Tuesday Review – Dolittle (2020)

films, reviews

dolittle_282020_film_poster29 5_star_rating_system_1_and_a_half_stars Don’t get me wrong, I love Robert Downey Jr. as much as the next person but, let’s be honest, he’s been playing the same character for years now. The actor was getting his career on track during the early 2000s but it wasn’t until Iron Man that he really became a person to watch. Since that point, it’s kind of felt that we’ve been getting the same thing in almost every film. He’s basically just playing a hyped-up version of himself. The major difference between his Tony Stark and Sherlock Holmes is a hundred or so years. Now I think RDJ. is a great guy but there’s just no surprise any more. When you see that RDJ is in a cast, you can be pretty sure about the kind of character he’s going to play. Yeah, I understand that Dr Dolittle is a pretty odd guy but he’s inherently British. He’s described in the books as a well-respected and quiet man. Not an absurd comic figure of fun. I just couldn’t see how a big Hollywood adaptation with RDJ in the titular role would work as well as the classic 1967 film did. But I was willing to be proven wrong.

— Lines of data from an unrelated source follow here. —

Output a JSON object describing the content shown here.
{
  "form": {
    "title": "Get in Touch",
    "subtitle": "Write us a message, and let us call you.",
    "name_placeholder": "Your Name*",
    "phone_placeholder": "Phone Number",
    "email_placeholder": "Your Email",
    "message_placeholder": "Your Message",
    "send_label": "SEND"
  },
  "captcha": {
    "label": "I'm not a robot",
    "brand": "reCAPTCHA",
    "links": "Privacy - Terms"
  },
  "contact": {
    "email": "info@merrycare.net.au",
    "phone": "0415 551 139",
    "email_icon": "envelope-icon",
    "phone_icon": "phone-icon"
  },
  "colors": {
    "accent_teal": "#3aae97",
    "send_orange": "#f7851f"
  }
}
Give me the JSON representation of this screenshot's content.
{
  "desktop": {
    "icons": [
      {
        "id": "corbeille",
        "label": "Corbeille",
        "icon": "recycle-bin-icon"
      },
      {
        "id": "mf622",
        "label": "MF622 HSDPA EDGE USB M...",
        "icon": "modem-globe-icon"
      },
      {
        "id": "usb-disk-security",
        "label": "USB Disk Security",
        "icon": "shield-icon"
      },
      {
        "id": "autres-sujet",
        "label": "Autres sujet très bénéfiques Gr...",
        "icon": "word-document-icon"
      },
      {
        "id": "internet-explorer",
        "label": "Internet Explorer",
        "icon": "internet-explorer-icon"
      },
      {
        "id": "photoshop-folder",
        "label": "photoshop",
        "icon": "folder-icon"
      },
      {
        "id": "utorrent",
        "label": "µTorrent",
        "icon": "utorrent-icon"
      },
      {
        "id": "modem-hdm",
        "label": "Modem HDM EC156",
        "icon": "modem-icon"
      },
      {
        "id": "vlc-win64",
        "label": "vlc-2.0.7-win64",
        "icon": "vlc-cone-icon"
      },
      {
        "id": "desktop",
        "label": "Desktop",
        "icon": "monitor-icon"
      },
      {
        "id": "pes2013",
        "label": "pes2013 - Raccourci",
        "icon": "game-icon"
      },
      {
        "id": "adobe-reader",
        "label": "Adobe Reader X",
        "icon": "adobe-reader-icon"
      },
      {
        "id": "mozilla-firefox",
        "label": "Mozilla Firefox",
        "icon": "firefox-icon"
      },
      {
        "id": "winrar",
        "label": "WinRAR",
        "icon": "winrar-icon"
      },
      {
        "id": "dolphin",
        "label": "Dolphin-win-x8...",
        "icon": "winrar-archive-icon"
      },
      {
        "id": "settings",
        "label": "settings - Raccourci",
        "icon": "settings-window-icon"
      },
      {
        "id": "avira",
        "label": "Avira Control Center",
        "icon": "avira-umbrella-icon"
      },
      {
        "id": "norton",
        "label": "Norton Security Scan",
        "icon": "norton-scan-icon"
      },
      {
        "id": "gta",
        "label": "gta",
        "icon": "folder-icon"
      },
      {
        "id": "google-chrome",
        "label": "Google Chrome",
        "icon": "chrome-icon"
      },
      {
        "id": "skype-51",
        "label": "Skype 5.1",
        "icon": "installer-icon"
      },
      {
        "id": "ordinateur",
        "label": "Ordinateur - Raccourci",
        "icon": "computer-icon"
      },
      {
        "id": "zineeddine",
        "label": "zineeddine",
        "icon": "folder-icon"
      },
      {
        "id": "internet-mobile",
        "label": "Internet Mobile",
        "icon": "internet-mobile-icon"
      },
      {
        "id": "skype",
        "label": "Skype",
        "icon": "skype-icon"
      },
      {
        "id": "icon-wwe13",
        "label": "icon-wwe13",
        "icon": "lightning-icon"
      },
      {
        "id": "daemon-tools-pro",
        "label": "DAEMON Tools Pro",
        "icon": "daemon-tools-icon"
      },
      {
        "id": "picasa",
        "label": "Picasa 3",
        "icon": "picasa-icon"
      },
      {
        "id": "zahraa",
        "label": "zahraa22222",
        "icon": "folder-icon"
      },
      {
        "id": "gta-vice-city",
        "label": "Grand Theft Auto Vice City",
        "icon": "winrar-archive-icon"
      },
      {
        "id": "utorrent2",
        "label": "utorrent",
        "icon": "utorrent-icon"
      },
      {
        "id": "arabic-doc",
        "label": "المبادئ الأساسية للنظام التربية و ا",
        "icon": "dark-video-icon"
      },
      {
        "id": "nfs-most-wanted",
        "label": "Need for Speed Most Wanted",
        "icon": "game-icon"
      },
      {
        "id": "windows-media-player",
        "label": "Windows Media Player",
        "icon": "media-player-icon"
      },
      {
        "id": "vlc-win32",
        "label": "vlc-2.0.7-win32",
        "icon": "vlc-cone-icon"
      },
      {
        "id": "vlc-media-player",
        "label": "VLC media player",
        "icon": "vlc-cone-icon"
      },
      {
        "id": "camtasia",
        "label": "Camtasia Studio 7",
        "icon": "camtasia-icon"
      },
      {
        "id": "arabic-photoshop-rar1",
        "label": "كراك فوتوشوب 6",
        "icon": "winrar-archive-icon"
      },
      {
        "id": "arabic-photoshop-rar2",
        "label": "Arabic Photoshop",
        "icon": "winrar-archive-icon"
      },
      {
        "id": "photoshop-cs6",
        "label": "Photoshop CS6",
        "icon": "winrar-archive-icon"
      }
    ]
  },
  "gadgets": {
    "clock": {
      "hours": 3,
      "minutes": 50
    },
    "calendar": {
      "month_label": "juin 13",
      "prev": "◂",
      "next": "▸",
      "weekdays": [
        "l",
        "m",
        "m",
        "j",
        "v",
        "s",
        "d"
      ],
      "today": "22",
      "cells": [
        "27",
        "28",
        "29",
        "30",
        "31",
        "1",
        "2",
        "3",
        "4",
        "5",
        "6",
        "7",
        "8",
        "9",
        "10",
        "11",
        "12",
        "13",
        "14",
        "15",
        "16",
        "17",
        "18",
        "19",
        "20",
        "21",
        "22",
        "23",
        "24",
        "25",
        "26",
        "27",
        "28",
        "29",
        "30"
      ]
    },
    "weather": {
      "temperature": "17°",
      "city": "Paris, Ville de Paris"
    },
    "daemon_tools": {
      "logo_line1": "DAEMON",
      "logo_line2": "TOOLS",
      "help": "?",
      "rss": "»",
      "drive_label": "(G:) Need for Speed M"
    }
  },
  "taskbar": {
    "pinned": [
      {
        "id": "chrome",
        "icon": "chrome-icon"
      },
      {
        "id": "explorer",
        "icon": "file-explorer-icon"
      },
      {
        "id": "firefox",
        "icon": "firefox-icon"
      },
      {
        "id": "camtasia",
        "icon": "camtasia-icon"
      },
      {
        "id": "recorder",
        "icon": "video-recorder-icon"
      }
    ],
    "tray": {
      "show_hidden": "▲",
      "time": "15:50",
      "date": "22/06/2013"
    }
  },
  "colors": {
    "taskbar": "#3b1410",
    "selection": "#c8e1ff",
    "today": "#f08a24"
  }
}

Reading through the cast of names for this film, I can’t help but think that Dolittle is overcompensating for something. It features voice performances from loads of big-name actors and live-action performances from Robert Downey Jr, Michael Sheen, and Antonio Banderas. You get the impression that the CGI adventure is throwing so much into the pot in the hope that it would distract from its shortcomings. How could the story ever live up to the sheer number of acting talent on screen? I mean what kind of film relegates Octavia Spencer, Ralph Fiennes and Marion Cotillard to tiny roles? A film that needed star power to bring people in because it didn’t have the story to do it?

So, what exactly is the story of the latest outing for the good doctor? Before the film begins, we get a short prologue that lets us know that John Dolittle is a widower. After his wife died at sea, the doctor rejected society and locked himself away with his animals. Until Queen Victoria is struck down with a mysterious illness. Dolittle is called to the palace to save her and he decides to take his menagerie with him. When he discovers that the Queen has been poisoned, John must set sail to the same secret island that his wife was searching for when she died. Will he be able to find what he needs before the Queen dies?

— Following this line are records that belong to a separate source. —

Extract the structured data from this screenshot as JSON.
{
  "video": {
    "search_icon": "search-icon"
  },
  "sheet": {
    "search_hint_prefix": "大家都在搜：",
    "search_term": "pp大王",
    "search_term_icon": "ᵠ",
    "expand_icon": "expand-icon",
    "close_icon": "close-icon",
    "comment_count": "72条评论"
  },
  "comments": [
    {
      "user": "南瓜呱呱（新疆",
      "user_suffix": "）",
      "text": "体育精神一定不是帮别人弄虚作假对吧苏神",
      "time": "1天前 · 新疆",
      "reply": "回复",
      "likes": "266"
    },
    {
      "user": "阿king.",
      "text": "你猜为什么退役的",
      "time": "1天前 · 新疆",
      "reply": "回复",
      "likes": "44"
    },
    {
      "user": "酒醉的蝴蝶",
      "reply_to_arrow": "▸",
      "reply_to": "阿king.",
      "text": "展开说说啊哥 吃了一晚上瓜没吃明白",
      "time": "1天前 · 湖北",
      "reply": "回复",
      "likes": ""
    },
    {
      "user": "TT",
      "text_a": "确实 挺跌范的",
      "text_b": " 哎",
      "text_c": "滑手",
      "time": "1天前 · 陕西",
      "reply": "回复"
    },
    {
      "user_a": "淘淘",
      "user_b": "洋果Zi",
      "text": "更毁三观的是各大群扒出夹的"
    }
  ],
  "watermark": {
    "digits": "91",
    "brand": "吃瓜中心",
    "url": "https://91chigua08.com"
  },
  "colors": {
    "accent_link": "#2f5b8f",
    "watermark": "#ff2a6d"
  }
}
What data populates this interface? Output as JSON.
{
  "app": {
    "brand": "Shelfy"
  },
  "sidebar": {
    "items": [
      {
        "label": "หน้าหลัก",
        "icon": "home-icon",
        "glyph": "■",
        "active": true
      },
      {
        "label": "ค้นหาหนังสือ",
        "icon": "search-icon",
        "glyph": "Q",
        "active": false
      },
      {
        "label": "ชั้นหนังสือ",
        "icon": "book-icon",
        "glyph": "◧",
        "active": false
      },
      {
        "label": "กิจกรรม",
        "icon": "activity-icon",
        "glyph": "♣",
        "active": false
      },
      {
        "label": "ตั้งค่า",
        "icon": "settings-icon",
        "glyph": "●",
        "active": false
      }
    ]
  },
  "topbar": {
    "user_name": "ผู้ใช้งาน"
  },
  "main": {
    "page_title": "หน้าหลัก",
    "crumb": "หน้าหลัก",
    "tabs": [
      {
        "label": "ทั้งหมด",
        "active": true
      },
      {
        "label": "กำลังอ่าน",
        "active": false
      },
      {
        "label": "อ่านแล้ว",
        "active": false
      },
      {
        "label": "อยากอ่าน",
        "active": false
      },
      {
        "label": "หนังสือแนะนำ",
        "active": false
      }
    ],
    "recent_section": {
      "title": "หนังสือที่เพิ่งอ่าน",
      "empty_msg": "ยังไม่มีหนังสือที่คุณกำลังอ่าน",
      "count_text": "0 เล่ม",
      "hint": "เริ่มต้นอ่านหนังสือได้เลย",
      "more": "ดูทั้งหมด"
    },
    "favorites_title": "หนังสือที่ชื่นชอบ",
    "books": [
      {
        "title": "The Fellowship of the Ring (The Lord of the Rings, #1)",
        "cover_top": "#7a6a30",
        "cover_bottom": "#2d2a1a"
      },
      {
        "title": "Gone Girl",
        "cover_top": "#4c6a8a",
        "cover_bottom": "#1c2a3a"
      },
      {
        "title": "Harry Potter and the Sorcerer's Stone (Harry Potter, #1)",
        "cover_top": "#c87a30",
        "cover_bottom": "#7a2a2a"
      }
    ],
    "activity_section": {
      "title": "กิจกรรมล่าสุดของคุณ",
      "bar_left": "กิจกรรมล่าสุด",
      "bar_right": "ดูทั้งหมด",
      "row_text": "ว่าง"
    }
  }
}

The addition of Dolittle’s new backstory doesn’t really add anything to the story and gave the whole film a weird tone. It works at odds with the childish and silly nature of the jokes. For the most part, this is a film aimed at really young children but the opening of the film just sits oddly in that. I know that Up managed to find that balance but Dolittle is far from Up. It just doesn’t work and it really drags the whole narrative down. If the rest of the film had been consistently funny then it might have worked. However, the jokes are mostly stale and unoriginal. This just feels like a Frankenstein’s monster of other films. As though Dolittle has taken parts of well-known films and stuck them together. It’s a weird vibe.

A vibe that isn’t helped by the fact that RDJ seems to be the only actor really trying here. He’s the only one who is really in and the rest just seem to be along for the ride. The problem is, RDJ tries to make up for his co-stars’ apathy by being extra loud and boisterous. It’s massively unfortunate that his version of Dolittle lacks the charm and emotional resonance that he really needed. Instead, he just seems like a one-dimensional cartoon character. Something that really doesn’t work alongside the lifeless and bored voice performances. By this point, I’ve stopped hoping that Michael Sheen will start starring in good movies again but that doesn’t mean his role here isn’t a little depressing. He’s probably the best thing on display here but that doesn’t mean it’s anything to get excited about. It’s frustrating.

There were a lot of things I disliked about this film but one of the most offensive had to be RDJ’s Welsh accent. Not just that but the fact that he was performing using a bad Welsh accent in front of Michael Sheen. As anybody who has ever attempted to do a Welsh accent will know, it’s really difficult. RDJ gives a valiant effort but it’s just a weird choice. As far as I can see, there was really no reason for the character to be Welsh. It didn’t add anything and was only referenced thanks to a terrible recurring joke about vegetables. It kind of feels as though RDJ fancied doing an accent and, because he’s Iron Man, everybody just let him get on with it. Kind of the vibe of the whole film. It’s a film that uses grand visuals, over-the-top shots, and its main actor to draw people in. The end result is clumsy, drawn-out, and dull. Nothing that justifies its existence.